Deputi Bidang Koordinasi Investasi dan Pertambangan di Kementerian Koordinator Bidang Kemaritiman dan Investasi Septian Hario Seto mengatakan, dalam menerapkan ESG, sebuah perusahaan harus mengelola lingkungan terkait operasi bisnisnya. Program yang dijalankan pun harus berkelanjutan dan diukur dampaknya
"Misal perusahaan nikel, tembaga, bauksin segala macam itu produknya dipakai untuk mobil listrik, perusahaan-perusahaan mobil listrik ini, baterainya segala macam mereka benar-benar akan melihat bagaimana critical mineral ini diproduksi dan diperoleh, apakah ini diproduksi dan diperoleh dengan mengimplementasikan ESG yang benar atau tidak," kata Seto dalam kegiatan ESG Summit 2024 yang digelar Republika di gedung Bursa Efek Indonesia, Jakarta, Kamis (12/9/2024).
Seto mengatakan produk yang dihasilkan dengan menerapkan ESG bukan untuk menaikkan harga produk di pasar. Ia mengatakan produk yang diproduksi dengan praktik ESG yang baik, tidak harus menjadi premium atau mahal.
Seto menjelaskan praktik ESG didorong dari pasar, terutama pangsa pasar Eropa dan Amerika. "Jadi ini masalahnya dibeli atau tidak, kalau tidak dibeli kita jual kemana," katanya.
Dia menegaskan, ESG salah satu faktor pasar yang penting. “PBB baru mengeluarkan laporan bagaimana implementasi atau penerapan tata kelola yang baik bagi critical mineral bagaimana tiga aspek ESG masuk semua, terkait hak asasi manusia, isu-isu sosial, terkait, lingkungan di planet kita, terkait tata kelola, korupsi, itu semua masuk tujuh prinsip yang diumumkan Sekretaris Jenderal PBB," katanya.
Menurutnya, ESG akan menentukan apakah perusahaan akan bertahan atau tidak.

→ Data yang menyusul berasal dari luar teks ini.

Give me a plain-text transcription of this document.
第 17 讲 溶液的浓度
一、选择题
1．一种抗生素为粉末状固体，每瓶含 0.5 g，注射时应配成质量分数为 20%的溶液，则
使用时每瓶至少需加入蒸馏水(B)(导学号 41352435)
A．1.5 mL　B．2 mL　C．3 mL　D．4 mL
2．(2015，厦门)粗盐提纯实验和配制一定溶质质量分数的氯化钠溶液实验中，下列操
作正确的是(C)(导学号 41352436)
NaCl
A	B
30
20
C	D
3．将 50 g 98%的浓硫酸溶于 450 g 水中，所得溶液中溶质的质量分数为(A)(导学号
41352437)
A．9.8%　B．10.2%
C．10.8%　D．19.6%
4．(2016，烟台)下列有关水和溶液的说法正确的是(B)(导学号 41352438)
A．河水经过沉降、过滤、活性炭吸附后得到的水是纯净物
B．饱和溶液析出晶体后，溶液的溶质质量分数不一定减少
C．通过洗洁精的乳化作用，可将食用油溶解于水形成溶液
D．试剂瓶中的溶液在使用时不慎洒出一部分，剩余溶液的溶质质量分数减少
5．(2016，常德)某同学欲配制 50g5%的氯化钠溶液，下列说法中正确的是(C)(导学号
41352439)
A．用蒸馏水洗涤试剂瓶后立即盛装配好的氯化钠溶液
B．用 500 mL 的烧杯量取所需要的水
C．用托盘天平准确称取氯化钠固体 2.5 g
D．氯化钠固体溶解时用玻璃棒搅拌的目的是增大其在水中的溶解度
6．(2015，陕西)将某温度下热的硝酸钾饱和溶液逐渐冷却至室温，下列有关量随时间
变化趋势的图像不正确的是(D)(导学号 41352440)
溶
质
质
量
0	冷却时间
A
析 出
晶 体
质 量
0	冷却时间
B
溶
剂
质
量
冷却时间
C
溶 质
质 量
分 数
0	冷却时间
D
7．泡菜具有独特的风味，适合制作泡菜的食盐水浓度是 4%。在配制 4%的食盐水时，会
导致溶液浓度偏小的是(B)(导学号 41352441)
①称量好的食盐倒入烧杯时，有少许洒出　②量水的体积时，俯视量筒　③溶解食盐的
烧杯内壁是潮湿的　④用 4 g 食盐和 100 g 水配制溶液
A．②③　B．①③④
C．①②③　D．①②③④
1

Seto mengakui kesadaran masyarakat di Asia terhadap produk-produk yang diproduksi dengan praktik ESG lebih rendah dibandingkan konsumen di Eropa dan Amerika.
Namun, konsumen-konsumen generasi lebih muda seperti milenial dan Gen-Z di Asia juga memiliki kesadaran yang kuat pada lingkungan. "Kalau barang-barangnya diproduksi dengan praktik ESG yang tidak bagus mereka tidak akan mau," katanya.
Seto mengatakan konsumsi barang ramah lingkungan sudah menjadi gaya hidup di Eropa. Konsumen Eropa kerap bertanya tentang proses produksi barang yang hendak dibeli.
"Kami mengalami sendiri di kelapa sawit, kami sering kalau menjual panganan kecil di Eropa (ditanya) apakah palm oil free, karena palm oil mereka cap jelek, padahal belum tentu," kata Seto.